Zunächst einmal sind die beiden dermaßen unsympathisch, dass man sich bereits nach zwei Minuten wünscht, sie würden gehäutet werden und ihre Familie verlieren. David repräsentiert das Bild des verlogenen gottgläubigen, „christlichen" Verbrechers: Kümmernder Familienmensch, aber knallharter Gangster. Dieser Typus - mag er auch eine Erfindung Hollywoods sein - ist mir schon immer sauer aufgestoßen, so zum Beispiel in Klassikern wie Der Pate. Viel schlimmer, geradezu unerträglich allerdings ist der von Shia LaBeouf dargestellte Creeper. Der Name alleine klingt wie aus einem besonders schlechten Grindhouse-Film, in welchem dieser völlig blasse Schauspieler, der jegliche Ausstrahlung vermissen lässt, jedoch nicht die Co-Hauptrolle bekommen hätte. Jede einzelne Nebenrolle (außer den Kindern) in The Tax Collector ist mit jemandem besetzt, der die Figur des psychopathischen Anzugträgers, der auch vor Folter nicht zurückschreckt, besser hätte verkörpern können. Die Lächerlichkeit dieses groben Besetzungsfehlers wird schon früh offensichtlich, als einer der besagten Nebendarsteller dem „Devil" (ja, ernsthaft, so wird Creeper unter den Gangstern von Los Angeles genannt) in die Augen gucken soll, wobei er sich fast in die Hose macht; das ist ungefähr so, als sollte Christopher Walken Adam Sandler in die Augen gucken und dabei Angst bekommen. Richtig böse ist, dass die beiden sich auch noch in witzigen Dialogen versuchen. Das sind Sprüche, die man einem fünfunddreißig Jahre alten Buddy-Movie-Klassiker nachsehen könnte - hier erzeugen sie unangenehme Fremdscham-Momente.
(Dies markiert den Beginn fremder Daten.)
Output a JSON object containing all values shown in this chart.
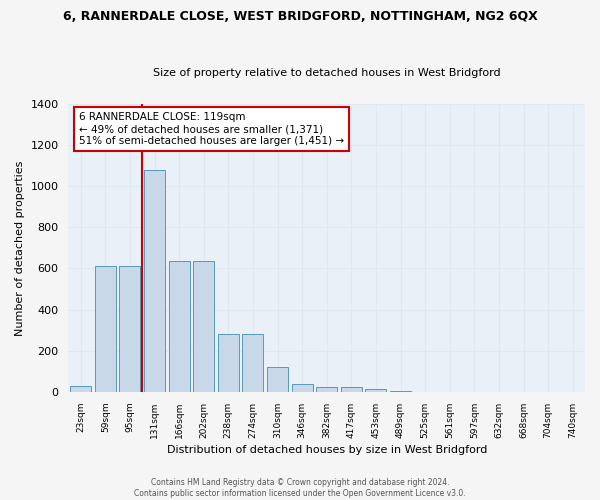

Na ja, irgendwann gibt es dann natürlich Stress mit einem Konkurrenten, was zu Szenen führt, die zumindest partiell das 18er-Siegel rechtfertigen und ansatzweise einen Teil der Wünsche vom Anfang in Erfüllung gehen lässt. Statt es dabei zu belassen, bekommen wir leider noch ein sinnmäßig fragwürdiges Ende präsentiert, welches Tiefe in einen Film bringen soll, der besser als oberflächlicher Gangsterfilm konzipiert gewesen wäre, statt als Versuch, etwas zu erzählen.
Der Film unter dem Aspekt des Regisseurs: Während ich also dasaß und dachte „Was für ein bekacktes Ende", fiel mir der Name des Regisseurs ins Auge, und ich dachte „Moment, den kenne ich doch". Also nachgeguckt und festgestellt, dass ich den Film vor allem ausgeliehen hatte, gerade weil David Ayer Regie führt (und wegen der FSK-Freigabe, ich bin zurzeit etwas ausgehungert, was Action und Gewalt angeht). Und unter dem Aspekt dürfte der Film maximal einen Punkt bekommen. Vielleicht gibt es eine Hintergrundgeschichte, warum ein Regisseur, der mit Christian Bale, Keanu Reeves und Arnold Schwarzenegger (sehr) gute Werke auf entsprechendem Produktions-Niveau gedreht hat (ich nenne nur die Filme, die ich gesehen habe) so ein B-Ding mit D-Note raushaut. Wobei die Besetzung nicht der springende Punkt ist, ich habe schon zahlreiche Direct-to-Video-Produktionen gesehen, die das hier Gebotene schauspielerisch mehrfach in die Tasche stecken; erschreckend ist die vielmehr die Tatsache, dass Ayer wie zuvor bei Harsh Times und dem (ebenfalls guten) Training Day Idee und Drehbuch geliefert hat und es also deutlich besser kann, wie man auch an den oben genannten Regiearbeiten sieht. Schaut man sich sein Œuvre an, kann man ihn schon als Spezialisten im Fach „dunkle Duos" bezeichnen. Zudem gelingt es ihm normalerweise, fragwürdige Charaktere ansprechend in Szene zu setzen: So sind die Protagonisten in Harsh Times und Street Kings wahrlich nicht besonders sympathisch, und dennoch fühlt man sich als Zuschauer mit ihnen verbunden. In The Tax Collector ist, wie oben beschrieben, das Gegenteil der Fall.
Hätte ich beim Einlegen der DVD gewusst, wer Regie führt, wäre ich von dem Film maßlos enttäuscht gewesen und hätte ihn frühzeitig nach Actionszenen durchgespult. Wer also die genannten anderen Werke von David Ayer gut findet, sollte von diesem faulen Ei hier die Finger lassen.